A call to save the human rights treaty body system

“The establishment of the human rights treaty bodies and the evolution of the treaty body system is one of the greatest achievements in the efforts of the international community to promote and protect human rights,” United Nations High Commissioner for Human Rights Navi Pillay said in her report on the strengthening of the human rights treaty body system (PDF).
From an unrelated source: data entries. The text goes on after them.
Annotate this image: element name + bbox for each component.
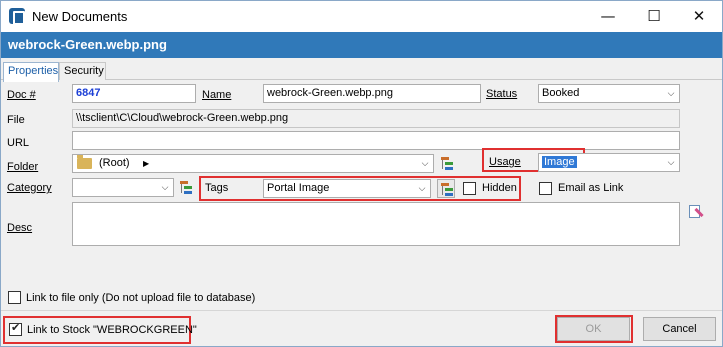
category-tree-button[interactable] (177, 178, 195, 197)
folder-select[interactable]: (Root) ▶ ⌵ (72, 154, 434, 173)
email-as-link-checkbox[interactable] (539, 182, 552, 195)
chevron-down-icon: ⌵ (421, 159, 429, 169)
minimize-button[interactable]: — (585, 1, 631, 32)
email-as-link-label: Email as Link (558, 182, 624, 194)
document-header: webrock-Green.webp.png (1, 32, 722, 58)
file-label: File (7, 114, 25, 126)
new-documents-window: New Documents — ☐ ✕ webrock-Green.webp.p… (0, 0, 723, 347)
link-file-only-checkbox[interactable] (8, 291, 21, 304)
status-select[interactable]: Booked ⌵ (538, 84, 680, 103)
doc-number-field[interactable]: 6847 (72, 84, 196, 103)
name-field[interactable]: webrock-Green.webp.png (263, 84, 481, 103)
url-field[interactable] (72, 131, 680, 150)
hidden-checkbox[interactable] (463, 182, 476, 195)
status-label: Status (486, 88, 518, 100)
usage-label: Usage (489, 156, 521, 168)
ok-button[interactable]: OK (557, 317, 630, 341)
document-filename: webrock-Green.webp.png (8, 37, 167, 52)
usage-value: Image (542, 156, 577, 168)
maximize-button[interactable]: ☐ (631, 1, 677, 32)
desc-label: Desc (7, 222, 33, 234)
name-label: Name (202, 89, 232, 101)
edit-description-icon[interactable] (687, 204, 705, 222)
tags-tree-button[interactable] (437, 179, 455, 198)
tags-label: Tags (205, 182, 229, 194)
url-label: URL (7, 137, 30, 149)
dialog-footer: Link to Stock "WEBROCKGREEN" OK Cancel (1, 310, 722, 346)
chevron-right-icon: ▶ (143, 159, 150, 168)
status-value: Booked (542, 87, 580, 99)
tab-strip: Properties Security (1, 58, 722, 82)
chevron-down-icon: ⌵ (161, 183, 169, 193)
link-file-only-label: Link to file only (Do not upload file to… (26, 292, 256, 304)
cancel-button[interactable]: Cancel (643, 317, 716, 341)
tab-security[interactable]: Security (59, 62, 106, 81)
tags-select[interactable]: Portal Image ⌵ (263, 179, 431, 198)
chevron-down-icon: ⌵ (667, 158, 675, 168)
tags-value: Portal Image (267, 182, 330, 194)
folder-label: Folder (7, 161, 39, 173)
close-button[interactable]: ✕ (676, 1, 722, 32)
chevron-down-icon: ⌵ (667, 89, 675, 99)
title-bar: New Documents — ☐ ✕ (1, 1, 722, 32)
usage-select[interactable]: Image ⌵ (538, 153, 680, 172)
doc-number-label: Doc # (7, 89, 36, 101)
folder-icon (77, 155, 92, 169)
desc-textarea[interactable] (72, 202, 680, 246)
app-icon (9, 8, 25, 25)
properties-panel: Doc # 6847 Name webrock-Green.webp.png S… (1, 80, 722, 310)
hidden-label: Hidden (482, 182, 517, 194)
chevron-down-icon: ⌵ (418, 184, 426, 194)
window-title: New Documents (32, 9, 128, 24)
category-select[interactable]: ⌵ (72, 178, 174, 197)
tab-properties[interactable]: Properties (3, 62, 59, 82)
category-label: Category (7, 182, 52, 194)
file-path-field: \\tsclient\C\Cloud\webrock-Green.webp.pn… (72, 109, 680, 128)
folder-tree-button[interactable] (438, 154, 456, 173)
link-to-stock-checkbox[interactable] (9, 321, 22, 336)
link-to-stock-label: Link to Stock "WEBROCKGREEN" (27, 324, 197, 336)
folder-value: (Root) (99, 157, 130, 169)
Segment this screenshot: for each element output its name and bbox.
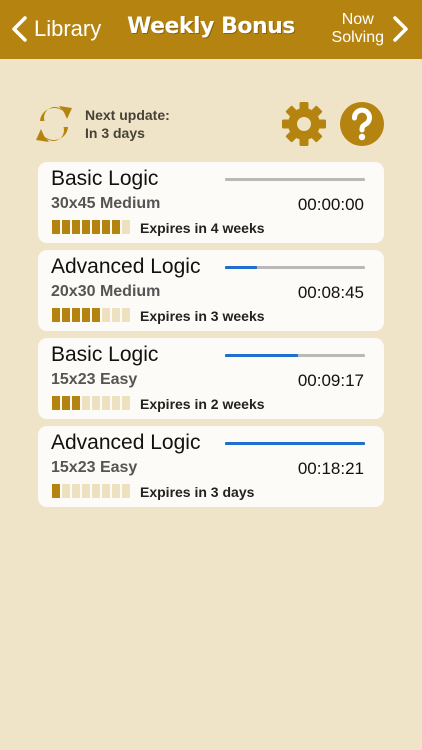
expiry-meter-segment bbox=[112, 484, 120, 498]
expiry-meter-segment bbox=[112, 308, 120, 322]
expiry-meter-segment bbox=[82, 220, 90, 234]
now-solving-button[interactable]: Now Solving bbox=[332, 11, 410, 47]
puzzle-timer: 00:09:17 bbox=[297, 371, 364, 390]
expiry-meter-segment bbox=[52, 308, 60, 322]
puzzle-size: 30x45 Medium bbox=[51, 195, 161, 212]
expiry-meter-segment bbox=[72, 396, 80, 410]
expiry-meter-segment bbox=[122, 308, 130, 322]
expiry-meter-segment bbox=[82, 484, 90, 498]
puzzle-size: 20x30 Medium bbox=[51, 283, 161, 300]
navigation-bar: Library Weekly Bonus Now Solving bbox=[0, 0, 422, 59]
puzzle-card[interactable]: Advanced Logic 20x30 Medium 00:08:45 Expire… bbox=[38, 250, 384, 331]
expiry-meter-segment bbox=[102, 484, 110, 498]
puzzle-card[interactable]: Basic Logic 30x45 Medium 00:00:00 Expires i… bbox=[38, 162, 384, 243]
puzzle-progress-bar bbox=[225, 354, 365, 357]
expiry-meter-segment bbox=[92, 484, 100, 498]
expiry-meter-segment bbox=[92, 396, 100, 410]
now-solving-label: Now Solving bbox=[332, 11, 384, 47]
refresh-icon[interactable] bbox=[32, 102, 76, 146]
next-update-value: In 3 days bbox=[85, 125, 145, 141]
expiry-meter-segment bbox=[102, 396, 110, 410]
expiry-meter-segment bbox=[102, 220, 110, 234]
expiry-meter-segment bbox=[62, 220, 70, 234]
puzzle-progress-fill bbox=[225, 354, 298, 357]
expiry-meter-segment bbox=[122, 396, 130, 410]
puzzle-expiry: Expires in 2 weeks bbox=[140, 396, 265, 412]
chevron-right-icon bbox=[393, 16, 408, 42]
puzzle-progress-fill bbox=[225, 442, 365, 445]
now-solving-line1: Now bbox=[341, 11, 374, 28]
puzzle-expiry: Expires in 3 days bbox=[140, 484, 255, 500]
puzzle-title: Basic Logic bbox=[51, 343, 159, 366]
next-update-text: Next update: In 3 days bbox=[85, 106, 170, 142]
puzzle-card[interactable]: Advanced Logic 15x23 Easy 00:18:21 Expires … bbox=[38, 426, 384, 507]
puzzle-timer: 00:00:00 bbox=[297, 195, 364, 214]
next-update-label: Next update: bbox=[85, 107, 170, 123]
puzzle-timer: 00:08:45 bbox=[297, 283, 364, 302]
expiry-meter bbox=[52, 484, 132, 498]
puzzle-progress-bar bbox=[225, 178, 365, 181]
help-icon[interactable] bbox=[339, 101, 385, 147]
expiry-meter-segment bbox=[112, 220, 120, 234]
expiry-meter-segment bbox=[52, 220, 60, 234]
expiry-meter-segment bbox=[82, 308, 90, 322]
expiry-meter-segment bbox=[62, 308, 70, 322]
puzzle-progress-bar bbox=[225, 442, 365, 445]
expiry-meter-segment bbox=[112, 396, 120, 410]
expiry-meter-segment bbox=[92, 308, 100, 322]
expiry-meter bbox=[52, 220, 132, 234]
expiry-meter-segment bbox=[122, 220, 130, 234]
puzzle-title: Advanced Logic bbox=[51, 431, 201, 454]
puzzle-timer: 00:18:21 bbox=[297, 459, 364, 478]
puzzle-list: Basic Logic 30x45 Medium 00:00:00 Expires i… bbox=[38, 162, 384, 514]
puzzle-progress-bar bbox=[225, 266, 365, 269]
puzzle-size: 15x23 Easy bbox=[51, 371, 138, 388]
expiry-meter bbox=[52, 396, 132, 410]
expiry-meter-segment bbox=[52, 396, 60, 410]
now-solving-line2: Solving bbox=[331, 29, 384, 46]
puzzle-progress-fill bbox=[225, 266, 258, 269]
expiry-meter-segment bbox=[92, 220, 100, 234]
puzzle-expiry: Expires in 3 weeks bbox=[140, 308, 265, 324]
gear-icon[interactable] bbox=[281, 101, 327, 147]
puzzle-card[interactable]: Basic Logic 15x23 Easy 00:09:17 Expires in … bbox=[38, 338, 384, 419]
expiry-meter-segment bbox=[52, 484, 60, 498]
expiry-meter-segment bbox=[102, 308, 110, 322]
expiry-meter-segment bbox=[122, 484, 130, 498]
puzzle-title: Basic Logic bbox=[51, 167, 159, 190]
puzzle-expiry: Expires in 4 weeks bbox=[140, 220, 265, 236]
puzzle-title: Advanced Logic bbox=[51, 255, 201, 278]
puzzle-size: 15x23 Easy bbox=[51, 459, 138, 476]
expiry-meter bbox=[52, 308, 132, 322]
expiry-meter-segment bbox=[62, 396, 70, 410]
expiry-meter-segment bbox=[62, 484, 70, 498]
expiry-meter-segment bbox=[82, 396, 90, 410]
expiry-meter-segment bbox=[72, 484, 80, 498]
expiry-meter-segment bbox=[72, 220, 80, 234]
update-info: Next update: In 3 days bbox=[32, 102, 170, 146]
expiry-meter-segment bbox=[72, 308, 80, 322]
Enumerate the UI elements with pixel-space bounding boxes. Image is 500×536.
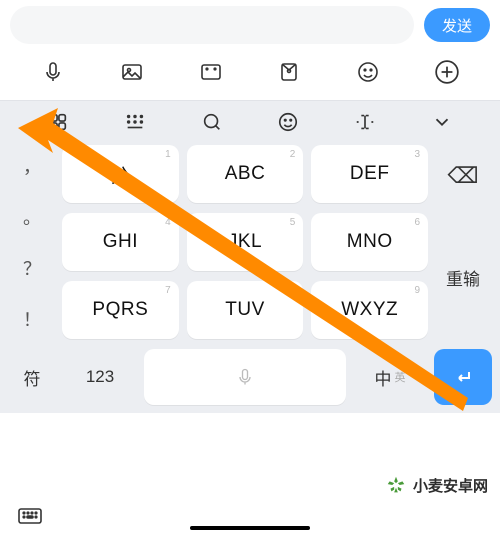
chat-toolbar xyxy=(0,48,500,100)
watermark-logo-icon xyxy=(385,474,407,496)
punct-exclaim[interactable]: ！ xyxy=(8,298,56,339)
key-7-pqrs[interactable]: 7PQRS xyxy=(62,281,179,339)
watermark-text: 小麦安卓网 xyxy=(413,475,488,496)
backspace-icon: ⌫ xyxy=(447,163,478,189)
punct-comma[interactable]: ， xyxy=(8,145,56,186)
punctuation-column: ， 。 ？ ！ xyxy=(8,145,56,339)
symbol-key[interactable]: 符 xyxy=(8,349,56,405)
punct-period[interactable]: 。 xyxy=(8,196,56,237)
language-key[interactable]: 中英 xyxy=(354,349,426,405)
numeric-key[interactable]: 123 xyxy=(64,349,136,405)
mic-icon[interactable] xyxy=(39,58,67,86)
home-indicator[interactable] xyxy=(190,526,310,530)
keyboard-style-icon[interactable] xyxy=(97,111,174,133)
key-3-def[interactable]: 3DEF xyxy=(311,145,428,203)
smiley-icon[interactable] xyxy=(250,111,327,133)
key-6-mno[interactable]: 6MNO xyxy=(311,213,428,271)
key-4-ghi[interactable]: 4GHI xyxy=(62,213,179,271)
key-2-abc[interactable]: 2ABC xyxy=(187,145,304,203)
message-input[interactable] xyxy=(10,6,414,44)
gallery-icon[interactable] xyxy=(118,58,146,86)
punct-question[interactable]: ？ xyxy=(8,247,56,288)
redpacket-icon[interactable] xyxy=(275,58,303,86)
enter-key[interactable] xyxy=(434,349,492,405)
key-1[interactable]: 1分 xyxy=(62,145,179,203)
emoji-icon[interactable] xyxy=(354,58,382,86)
space-key[interactable] xyxy=(144,349,346,405)
space-mic-icon xyxy=(235,367,255,387)
key-5-jkl[interactable]: 5JKL xyxy=(187,213,304,271)
backspace-key[interactable]: ⌫ xyxy=(434,145,492,206)
keyboard-toggle-icon[interactable] xyxy=(18,508,42,526)
apps-icon[interactable] xyxy=(20,111,97,133)
plus-icon[interactable] xyxy=(433,58,461,86)
gif-icon[interactable] xyxy=(197,58,225,86)
cursor-icon[interactable] xyxy=(327,111,404,133)
key-9-wxyz[interactable]: 9WXYZ xyxy=(311,281,428,339)
ime-keyboard: ， 。 ？ ！ 1分 2ABC 3DEF 4GHI 5JKL 6MNO 7PQR… xyxy=(0,100,500,413)
watermark: 小麦安卓网 xyxy=(385,474,488,496)
search-icon[interactable] xyxy=(173,111,250,133)
enter-icon xyxy=(451,365,475,389)
send-button[interactable]: 发送 xyxy=(424,8,490,42)
reinput-key[interactable]: 重输 xyxy=(434,216,492,339)
key-8-tuv[interactable]: 8TUV xyxy=(187,281,304,339)
utility-row xyxy=(0,101,500,145)
send-button-label: 发送 xyxy=(442,15,472,36)
chevron-down-icon[interactable] xyxy=(403,111,480,133)
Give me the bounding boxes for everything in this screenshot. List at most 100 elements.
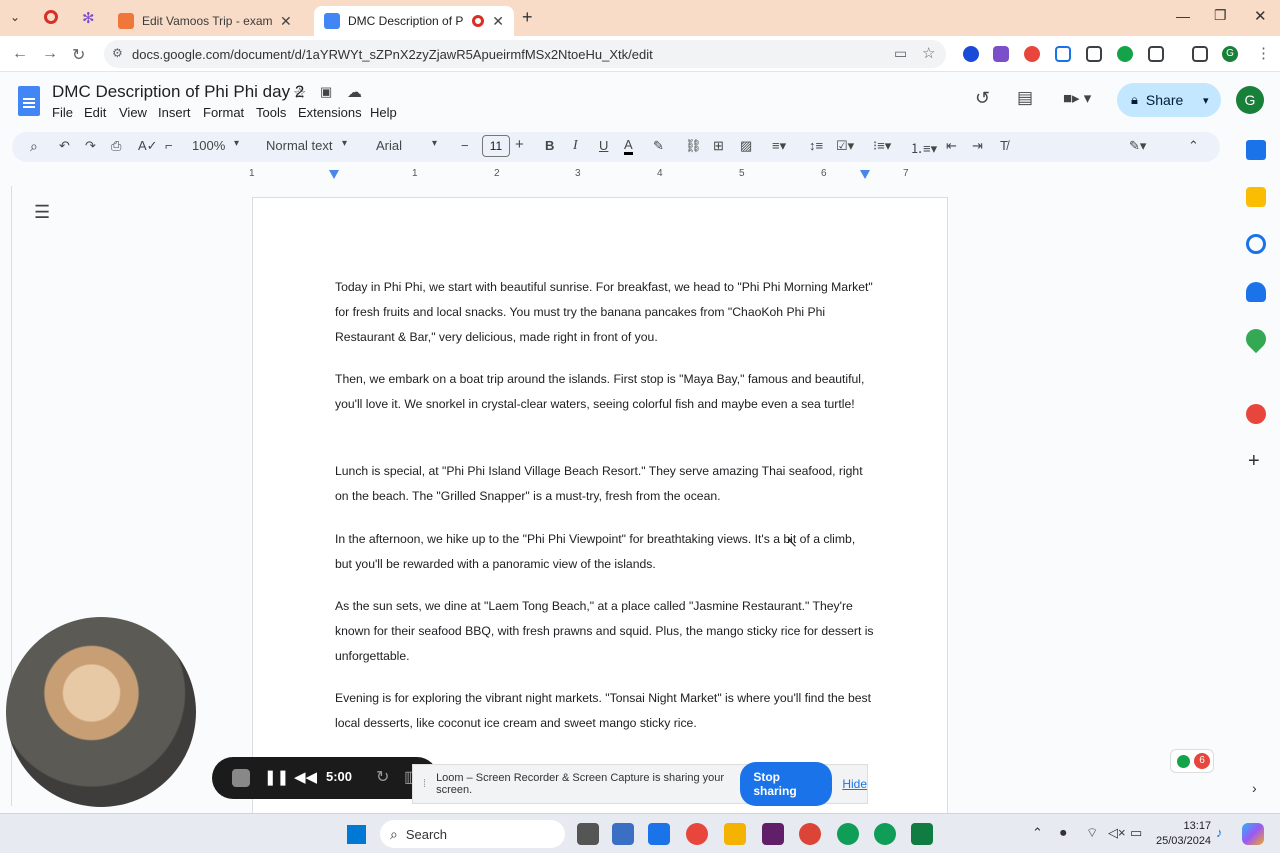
forward-icon[interactable]: → [42, 45, 58, 63]
document-title[interactable]: DMC Description of Phi Phi day 2 [52, 82, 304, 102]
font-size-input[interactable]: 11 [482, 135, 510, 157]
underline-icon[interactable]: U [599, 138, 608, 153]
redo-icon[interactable]: ↷ [85, 138, 96, 154]
menu-format[interactable]: Format [203, 105, 244, 120]
system-clock[interactable]: 13:17 25/03/2024 [1156, 819, 1211, 849]
notification-bell-icon[interactable]: ♪ [1216, 825, 1223, 840]
paragraph-6[interactable]: Evening is for exploring the vibrant nig… [335, 686, 875, 736]
share-button[interactable]: 🔒︎ Share ▾ [1117, 83, 1221, 117]
new-tab-icon[interactable]: + [522, 7, 533, 28]
maps-icon[interactable] [1241, 324, 1271, 354]
kebab-menu-icon[interactable]: ⋮ [1256, 44, 1271, 62]
drag-handle-icon[interactable]: ⁞ [423, 778, 426, 790]
increase-indent-icon[interactable]: ⇥ [972, 138, 983, 154]
menu-view[interactable]: View [119, 105, 147, 120]
document-outline-icon[interactable]: ☰ [34, 202, 50, 223]
keep-icon[interactable] [1246, 187, 1266, 207]
move-folder-icon[interactable]: ▣ [320, 84, 332, 100]
taskbar-search[interactable]: ⌕ Search [380, 820, 565, 848]
insert-comment-icon[interactable]: ⊞ [713, 138, 724, 154]
menu-help[interactable]: Help [370, 105, 397, 120]
cloud-status-icon[interactable]: ☁ [347, 83, 362, 101]
minimize-icon[interactable]: — [1176, 8, 1190, 24]
link-icon[interactable]: ⛓ [685, 138, 702, 154]
slack-icon[interactable] [762, 823, 784, 845]
file-explorer-icon[interactable] [724, 823, 746, 845]
addon-icon[interactable] [1246, 404, 1266, 424]
window-close-icon[interactable]: ✕ [1254, 7, 1267, 25]
chrome-icon[interactable] [799, 823, 821, 845]
screenshot-extension-icon[interactable] [1086, 46, 1102, 62]
align-icon[interactable]: ≡▾ [772, 138, 786, 154]
increase-font-icon[interactable]: + [515, 136, 524, 153]
webcam-bubble[interactable] [6, 617, 196, 807]
wifi-icon[interactable]: ⌔ [1086, 825, 1098, 841]
bold-icon[interactable]: B [545, 138, 554, 153]
copilot-icon[interactable] [1242, 823, 1264, 845]
grammarly-badge[interactable]: 6 [1170, 749, 1214, 773]
right-indent-marker[interactable] [860, 170, 870, 179]
font-select[interactable]: Arial [376, 138, 402, 153]
line-spacing-icon[interactable]: ↕≡ [809, 138, 823, 153]
reload-icon[interactable]: ↻ [72, 45, 85, 65]
bookmark-star-icon[interactable]: ☆ [922, 44, 935, 62]
extension-icon[interactable] [993, 46, 1009, 62]
extension-icon[interactable] [1024, 46, 1040, 62]
menu-extensions[interactable]: Extensions [298, 105, 362, 120]
editing-mode-icon[interactable]: ✎▾ [1129, 138, 1146, 154]
chevron-right-icon[interactable]: › [1252, 780, 1257, 796]
undo-icon[interactable]: ↶ [59, 138, 70, 154]
close-icon[interactable]: ✕ [280, 13, 292, 30]
rewind-icon[interactable]: ◀◀ [294, 768, 317, 786]
chevron-down-icon[interactable]: ▾ [342, 138, 347, 149]
address-bar[interactable]: ⚙ docs.google.com/document/d/1aYRWYt_sZP… [104, 40, 946, 68]
menu-insert[interactable]: Insert [158, 105, 191, 120]
windows-start-icon[interactable] [346, 824, 366, 844]
italic-icon[interactable]: I [573, 138, 578, 154]
account-avatar[interactable]: G [1236, 86, 1264, 114]
contacts-icon[interactable] [1246, 282, 1266, 302]
checklist-icon[interactable]: ☑▾ [836, 138, 854, 154]
restart-icon[interactable]: ↻ [376, 767, 389, 787]
add-addon-icon[interactable]: + [1248, 450, 1260, 473]
document-page[interactable]: Today in Phi Phi, we start with beautifu… [252, 197, 948, 817]
paragraph-3[interactable]: Lunch is special, at "Phi Phi Island Vil… [335, 459, 875, 509]
zoom-select[interactable]: 100% [192, 138, 225, 153]
volume-icon[interactable]: ◁× [1108, 825, 1126, 841]
chevron-down-icon[interactable]: ▾ [432, 138, 437, 149]
decrease-indent-icon[interactable]: ⇤ [946, 138, 957, 154]
calculator-icon[interactable] [612, 823, 634, 845]
search-menus-icon[interactable]: ⌕ [30, 138, 38, 155]
spellcheck-icon[interactable]: A✓ [138, 138, 158, 154]
print-icon[interactable]: ⎙ [111, 138, 121, 154]
chrome-profile-icon[interactable] [837, 823, 859, 845]
horizontal-ruler[interactable]: 1 1 2 3 4 5 6 7 [249, 168, 948, 182]
chrome-profile-icon[interactable] [874, 823, 896, 845]
site-info-icon[interactable]: ⚙ [112, 46, 123, 60]
chevron-up-icon[interactable]: ⌃ [1032, 825, 1043, 841]
paint-format-icon[interactable]: ⌐ [165, 138, 173, 153]
photos-icon[interactable] [686, 823, 708, 845]
version-history-icon[interactable]: ↺ [975, 88, 990, 109]
stop-sharing-button[interactable]: Stop sharing [740, 762, 833, 806]
hide-link[interactable]: Hide [842, 777, 867, 791]
menu-tools[interactable]: Tools [256, 105, 286, 120]
tab-search-icon[interactable]: ⌄ [10, 10, 20, 24]
microphone-icon[interactable]: ⏺ [1060, 825, 1067, 841]
notepad-icon[interactable] [648, 823, 670, 845]
chevron-down-icon[interactable]: ▾ [234, 138, 239, 149]
chevron-down-icon[interactable]: ▾ [1203, 94, 1209, 107]
star-icon[interactable]: ☆ [293, 84, 306, 102]
maximize-icon[interactable]: ❐ [1214, 7, 1227, 24]
chevron-up-icon[interactable]: ⌃ [1188, 138, 1199, 154]
bulleted-list-icon[interactable]: ⁝≡▾ [873, 138, 891, 154]
menu-file[interactable]: File [52, 105, 73, 120]
puzzle-extensions-icon[interactable] [1148, 46, 1164, 62]
docs-logo-icon[interactable] [18, 86, 40, 116]
battery-icon[interactable]: ▭ [1130, 825, 1142, 841]
paragraph-2[interactable]: Then, we embark on a boat trip around th… [335, 367, 875, 417]
stop-icon[interactable] [232, 769, 250, 787]
extension-icon[interactable] [1055, 46, 1071, 62]
task-view-icon[interactable] [577, 823, 599, 845]
tasks-icon[interactable] [1246, 234, 1266, 254]
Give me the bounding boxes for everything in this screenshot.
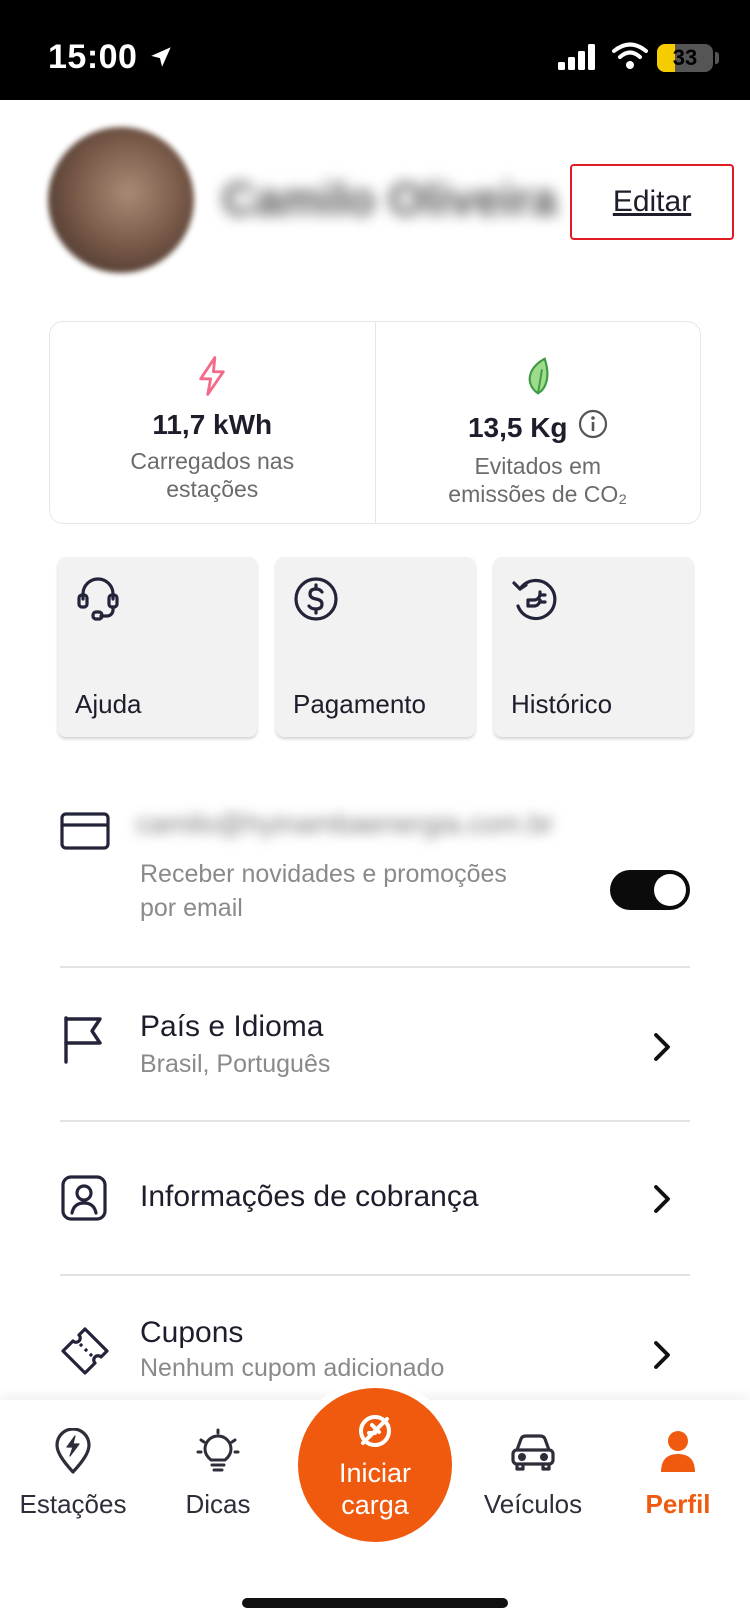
chevron-right-icon [652, 1032, 672, 1067]
avatar[interactable] [48, 127, 194, 273]
newsletter-toggle[interactable] [610, 870, 690, 910]
stat-co2-label: Evitados em emissões de CO₂ [448, 453, 628, 507]
tab-stations[interactable]: Estações [0, 1427, 148, 1520]
tab-profile[interactable]: Perfil [603, 1428, 750, 1520]
tab-vehicles-label: Veículos [483, 1489, 583, 1519]
flag-icon [60, 1014, 106, 1069]
start-charging-line-1: Iniciar [338, 1457, 412, 1488]
status-time: 15:00 [48, 38, 138, 76]
wifi-icon [612, 42, 648, 75]
menu-item-billing-info[interactable]: Informações de cobrança [60, 1172, 690, 1232]
battery-tip [715, 52, 719, 64]
tile-help-label: Ajuda [75, 689, 142, 719]
status-bar: 15:00 33 [0, 0, 750, 100]
quick-actions: Ajuda Pagamento Histórico [58, 557, 693, 737]
tab-tips[interactable]: Dicas [143, 1428, 293, 1520]
ticket-icon [60, 1326, 110, 1381]
newsletter-line-1: Receber novidades e promoções [140, 860, 507, 888]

Pillay confirms in her report that this very system is in a crisis and cannot be sustained without the immediate action to help strengthen and improve it.

UN Secretary-General and Human Rights Chief at a meeting on treaty body strengthening © UN Photo/Paulo FilgueirasThe ten human rights treaty bodies are committees of independent experts that periodically examine the implementation of all treaties that State parties have ratified under international law.

“The system provides authoritative guidance on human rights standards, advises on how treaties apply in specific cases, and informs States parties or what they must do to ensure that all people enjoy their human rights,” United Nations Secretary-General Ban Ki-moon said in the introduction to her report.

In order to strengthen the treaty body system, Pillay’s 100-page report provides recommendations to enhance the visibility of the human rights treaty system and its accessibility to individuals and communities throughout the world who need it the most. “In late 2009, I called upon all stakeholders to embark upon a process of reflection on ways to strengthen the treaty body system,” Pillay said.

The report focuses on strengthening the system rather than reforming it. “Lessons learned from previous reform initiatives have led me to base this process on the premise that the legal parameters of the treaties should not be altered,” Pillay said.

According to her report, the treaty body system has nearly doubled in size since 2000. The system has seen a growth in treaty bodies and its members, as well as an increase in the amount of reports submitted by States and individuals, although only 16% of States parties report strictly on time. The system also features several new tools to promote human rights.

Unfortunately, the resources needed to sustain this complex system have stayed the same. “In doubling the size of the human rights treaty body system under these new instruments, there has been chronically insufficient attention given to properly resource this fundamental human rights mechanism,” Pillay said. “At a time when human rights claims are increasing in all parts of the world, it is unacceptable that the system can only function because of State’s non-compliance to their reporting obligations,” she said.

The report presented key recommendations to create a more efficient and streamlined approach to the treaty body system. Pillay proposed the use of a reporting calendar, so that every report is reviewed on time. Pillay hopes that this will result in equal treatment of all States.

Her report also recommended the utilization of new technologies, including webcasting and videoconferencing to increase visibility and accessibility to these treaty bodies. “Technology can and should serve human rights,” Pillay said.

“The ultimate objective of this process was to take stock of the challenges and improve the impact of treaty bodies on States parties and individuals or groups of individuals at the national level by strengthening their work while fully respecting their independence,” Pillay said. She added that it was absolutely made clear through the process that “the approach of absorbing new mandates within existing resources is not sustainable.”